Any successful livestream shopping event has two key elements: audience interaction and product demos. However, the rest of the details are up to individual brands — which opens up plenty of opportunities for unique and engaging content.
Home Depot has started livestreaming DIY tutorials — and beauty brands can do the same with makeup. Also, brands that rely more on influencer marketing can host Q&As and interviews.
Just keep one thing in mind: no matter how the content is presented, it still needs to be entertaining. And that’s the main difference between livestreaming shopping and the home shopping networks of the 70s.
Today, audiences have dozens of cable channels to choose from when they watch TV — not to mention the infinite avenues of online entertainment.
So, they won’t watch something that’s not entertaining, regardless of their affinity towards a specific brand. If you’re going to captivate today’s short-attention-span audiences, you will need to create content that informs and entertains.
Keeping it personal
Even if a livestream is being watched by a million viewers, the people presenting your products should still keep it personal and treat the format as if they were speaking to a single individual. Addressing the viewership directly, with a lot of “you” is the way to go in the age of social media and personalized content.
Nike is an excellent example of this with its iconic “Just do it” tagline and its constant direct addressing of its customers.

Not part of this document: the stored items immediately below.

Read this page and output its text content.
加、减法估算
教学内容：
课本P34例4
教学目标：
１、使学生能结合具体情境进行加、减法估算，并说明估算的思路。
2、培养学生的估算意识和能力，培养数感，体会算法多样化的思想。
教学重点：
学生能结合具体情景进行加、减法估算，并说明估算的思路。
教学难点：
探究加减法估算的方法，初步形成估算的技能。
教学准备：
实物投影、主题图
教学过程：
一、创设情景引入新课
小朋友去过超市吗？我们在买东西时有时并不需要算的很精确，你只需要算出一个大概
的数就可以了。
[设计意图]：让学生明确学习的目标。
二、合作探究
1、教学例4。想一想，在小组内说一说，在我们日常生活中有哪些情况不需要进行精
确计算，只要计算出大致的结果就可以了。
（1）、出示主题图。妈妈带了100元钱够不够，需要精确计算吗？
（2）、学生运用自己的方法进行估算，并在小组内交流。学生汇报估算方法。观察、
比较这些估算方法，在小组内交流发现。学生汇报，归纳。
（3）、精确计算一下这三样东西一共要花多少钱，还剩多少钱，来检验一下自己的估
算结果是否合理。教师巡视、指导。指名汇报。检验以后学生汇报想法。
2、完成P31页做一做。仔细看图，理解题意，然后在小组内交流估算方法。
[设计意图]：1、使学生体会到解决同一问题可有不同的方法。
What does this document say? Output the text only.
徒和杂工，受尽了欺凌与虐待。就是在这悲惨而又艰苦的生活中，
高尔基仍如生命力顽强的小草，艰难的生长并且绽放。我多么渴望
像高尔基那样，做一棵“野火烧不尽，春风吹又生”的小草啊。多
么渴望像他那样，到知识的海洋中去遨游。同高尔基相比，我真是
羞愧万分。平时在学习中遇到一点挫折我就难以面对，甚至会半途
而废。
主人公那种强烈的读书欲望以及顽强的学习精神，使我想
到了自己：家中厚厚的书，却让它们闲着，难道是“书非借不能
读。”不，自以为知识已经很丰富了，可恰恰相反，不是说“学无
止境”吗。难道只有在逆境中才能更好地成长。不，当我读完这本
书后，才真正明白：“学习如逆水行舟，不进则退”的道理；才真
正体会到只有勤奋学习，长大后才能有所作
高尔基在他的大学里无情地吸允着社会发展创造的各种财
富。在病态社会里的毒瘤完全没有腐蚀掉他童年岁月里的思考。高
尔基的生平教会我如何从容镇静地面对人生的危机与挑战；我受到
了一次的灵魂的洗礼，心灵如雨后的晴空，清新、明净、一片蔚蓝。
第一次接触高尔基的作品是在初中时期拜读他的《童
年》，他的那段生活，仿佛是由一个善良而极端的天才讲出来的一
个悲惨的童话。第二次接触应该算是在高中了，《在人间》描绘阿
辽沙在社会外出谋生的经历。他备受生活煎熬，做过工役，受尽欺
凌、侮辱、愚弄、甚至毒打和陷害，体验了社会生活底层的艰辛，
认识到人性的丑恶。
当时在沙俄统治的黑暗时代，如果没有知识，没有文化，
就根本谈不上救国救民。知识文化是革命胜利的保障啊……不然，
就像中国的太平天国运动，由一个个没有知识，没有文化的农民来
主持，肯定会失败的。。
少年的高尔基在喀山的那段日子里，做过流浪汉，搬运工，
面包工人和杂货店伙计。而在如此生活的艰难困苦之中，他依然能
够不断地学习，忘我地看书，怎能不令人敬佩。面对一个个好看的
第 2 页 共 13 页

Of course, the focus is still on the content itself — if you’re selling a beauty product, you need to paint a picture of what it's like to use it in everyday life. But it should be about how the viewer would feel; not about what the presenters are feeling at the moment.
Ecommerce is convenient and easy — but the lack of a human element and interaction means the experience still leaves something to be desired.
However, livestream shopping fixes all of that by bringing people and the way they use the advertised products back into the center of online marketing. It gives just the right dose of human contact in an otherwise somewhat lifeless buying interaction.
Because of this, in the post-COVID era, livestream shopping and its future iterations will become one of the central pillars of ecommerce.